関連記事:CrystalDiskInfoとは?HDD/SSDの健康状態を徹底チェック
Part3-4:ケーブル不良・内部の破損
HDDの問題ではなく、ケーブルや接続ポート側の物理的な問題によって認識しないケースも珍しくありません。そうした可能性が疑われる場合は、次のような対処法が有効な可能性があります。
- 異なる接続ケーブルを利用する
- PCの別の接続ポートを利用する
- 別のPCに接続する
これで正しく認識される場合は、HDD側の問題ではなく、PCやケーブルといった周辺機器の問題であることが特定できます。
Part3-5:経年劣化
HDDやSSDといったストレージデバイスは、読み書き回数に公式的な上限が定められていることがほとんどです。また、HDDは読み書きのたびに内部の精密部品が作動するため、経年劣化が起こりやすくなっています。HDDの一般的な寿命は3~5年といわれており、長年使用されているHDDは突然故障するリスクが高まっており注意が必要です。
一時的に認識を確認できるような場合は、すぐにデータのバックアップをとり、HDDの買い替えをご検討ください。データの救出が難しい場合は、次の対処法をお試しいただくか、専門業者への相談が必要となることもあるでしょう。
Part4:外付けHDDの重要なデータが消失した場合の対処法

万が一外付けHDDの重要なデータが消失してしまった場合は、データ復元ソフトの活用が有効的です。
「Recoverit(リカバリット)」はAI技術を搭載した多機能なデータ復元専門ソフトウェアとなっており、直感的に操作可能なインターフェースで、初心者でも簡単にお求めのデータを復元できます。
2003年からデータ復元に特化した開発を続け、ドキュメント、画像、写真、動画、メールなど1,000種類以上のファイル形式、およびあらゆるデータ消失パターンに対応。24時間365日の無償サポート付となっていますので、お困りの方はぜひ無料ダウンロードでお試しください。
以下は、「Recoverit」で消えたデータを復旧・復元する手順です。
ステップ1 復元場所を選択します。
パソコンで「Recoverit」を起動すると、左側のサイドバーにファイル保存場所が表示されます。ここでは、特定の保存場所を選択してください。
スキャンしたいフォルダをクリックすると、選択した場所をスキャンし始めます。

ステップ2 消えたデータをスキャンします。
スキャンしたいハードディスクをクリックすれば、スキャンが始まります。
スキャンは数分かかりますが、サイズの大きいファイルが多数存在する場合、時間かかる場合もあります。

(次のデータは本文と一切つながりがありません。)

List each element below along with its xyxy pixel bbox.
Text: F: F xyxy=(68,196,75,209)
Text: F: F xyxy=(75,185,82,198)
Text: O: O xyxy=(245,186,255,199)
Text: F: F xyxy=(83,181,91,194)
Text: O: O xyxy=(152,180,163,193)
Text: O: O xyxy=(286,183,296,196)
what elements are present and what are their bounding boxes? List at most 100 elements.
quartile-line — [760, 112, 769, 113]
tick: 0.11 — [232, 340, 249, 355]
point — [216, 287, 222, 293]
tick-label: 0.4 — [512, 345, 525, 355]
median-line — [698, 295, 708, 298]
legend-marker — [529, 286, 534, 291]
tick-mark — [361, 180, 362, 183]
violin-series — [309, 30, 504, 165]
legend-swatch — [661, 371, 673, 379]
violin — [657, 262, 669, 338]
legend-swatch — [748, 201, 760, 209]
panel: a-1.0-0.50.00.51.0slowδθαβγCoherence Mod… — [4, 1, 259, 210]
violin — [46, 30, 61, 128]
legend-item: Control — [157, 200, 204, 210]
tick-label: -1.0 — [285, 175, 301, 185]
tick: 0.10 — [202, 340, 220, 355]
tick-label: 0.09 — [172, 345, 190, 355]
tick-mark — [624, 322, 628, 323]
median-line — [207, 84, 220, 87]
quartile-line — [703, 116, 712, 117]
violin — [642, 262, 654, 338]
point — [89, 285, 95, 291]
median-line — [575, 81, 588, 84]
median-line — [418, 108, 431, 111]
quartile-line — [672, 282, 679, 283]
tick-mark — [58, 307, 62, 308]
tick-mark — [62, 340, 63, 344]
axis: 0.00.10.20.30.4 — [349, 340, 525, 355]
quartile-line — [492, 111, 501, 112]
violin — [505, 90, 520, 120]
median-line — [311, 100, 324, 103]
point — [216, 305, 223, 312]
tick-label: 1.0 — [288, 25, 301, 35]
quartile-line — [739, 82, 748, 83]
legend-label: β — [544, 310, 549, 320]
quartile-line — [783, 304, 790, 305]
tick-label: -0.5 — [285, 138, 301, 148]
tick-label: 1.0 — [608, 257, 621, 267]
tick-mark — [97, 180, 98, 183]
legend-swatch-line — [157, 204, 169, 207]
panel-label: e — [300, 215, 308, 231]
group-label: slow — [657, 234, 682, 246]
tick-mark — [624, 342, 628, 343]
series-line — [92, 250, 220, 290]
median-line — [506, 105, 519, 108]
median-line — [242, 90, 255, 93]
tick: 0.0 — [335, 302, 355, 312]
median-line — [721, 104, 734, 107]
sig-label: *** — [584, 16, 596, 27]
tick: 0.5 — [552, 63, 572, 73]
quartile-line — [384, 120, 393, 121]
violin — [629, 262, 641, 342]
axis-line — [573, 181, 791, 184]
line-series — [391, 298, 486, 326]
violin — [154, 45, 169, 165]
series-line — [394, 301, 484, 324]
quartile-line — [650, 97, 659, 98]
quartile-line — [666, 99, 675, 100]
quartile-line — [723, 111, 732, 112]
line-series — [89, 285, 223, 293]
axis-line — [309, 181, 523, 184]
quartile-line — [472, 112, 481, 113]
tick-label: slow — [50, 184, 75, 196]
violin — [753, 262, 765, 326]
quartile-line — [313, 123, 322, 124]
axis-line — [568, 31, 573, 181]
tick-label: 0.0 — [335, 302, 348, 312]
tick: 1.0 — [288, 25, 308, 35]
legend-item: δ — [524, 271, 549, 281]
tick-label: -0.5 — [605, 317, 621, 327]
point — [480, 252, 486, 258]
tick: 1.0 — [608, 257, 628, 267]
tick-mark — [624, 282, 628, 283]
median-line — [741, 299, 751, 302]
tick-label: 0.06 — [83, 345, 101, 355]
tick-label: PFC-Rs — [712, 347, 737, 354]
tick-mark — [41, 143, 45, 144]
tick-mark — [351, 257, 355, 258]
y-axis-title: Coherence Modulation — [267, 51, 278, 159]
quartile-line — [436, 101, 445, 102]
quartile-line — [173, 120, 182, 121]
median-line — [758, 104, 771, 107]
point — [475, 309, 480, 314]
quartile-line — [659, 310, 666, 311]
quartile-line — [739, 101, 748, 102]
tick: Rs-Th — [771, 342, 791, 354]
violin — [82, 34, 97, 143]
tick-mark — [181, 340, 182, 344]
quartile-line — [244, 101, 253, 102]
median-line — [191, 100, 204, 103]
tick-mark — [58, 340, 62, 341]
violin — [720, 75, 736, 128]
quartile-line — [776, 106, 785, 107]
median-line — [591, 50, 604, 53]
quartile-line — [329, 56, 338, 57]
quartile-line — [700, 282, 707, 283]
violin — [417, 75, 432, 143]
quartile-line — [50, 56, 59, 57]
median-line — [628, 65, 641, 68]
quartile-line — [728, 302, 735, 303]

ステップ3 消えたデータをプレビューして復元します。
パソコンのデータをスキャンした後、失われたファイル・フォルダがあるかどうかを確認するためにプレビューを行います。その後、復元したいパソコンのファイルにチェックを入れて、「復元する」をクリックすれば完了です!

終わりに
外付けHDDが認識しないのに音はする場合でも、必ずしも完全に故障しているとは限りません。ディスクの状態やドライバの不具合、接続環境の問題など、原因によっては適切な対処で改善できる可能性があります。
ただし、異音が続いている場合や、重要なデータが保存されている場合は、無理に操作を繰り返さないことが大切です。状態を悪化させる前に、まずは落ち着いて原因を切り分け、必要に応じてバックアップやデータ復元も検討しましょう。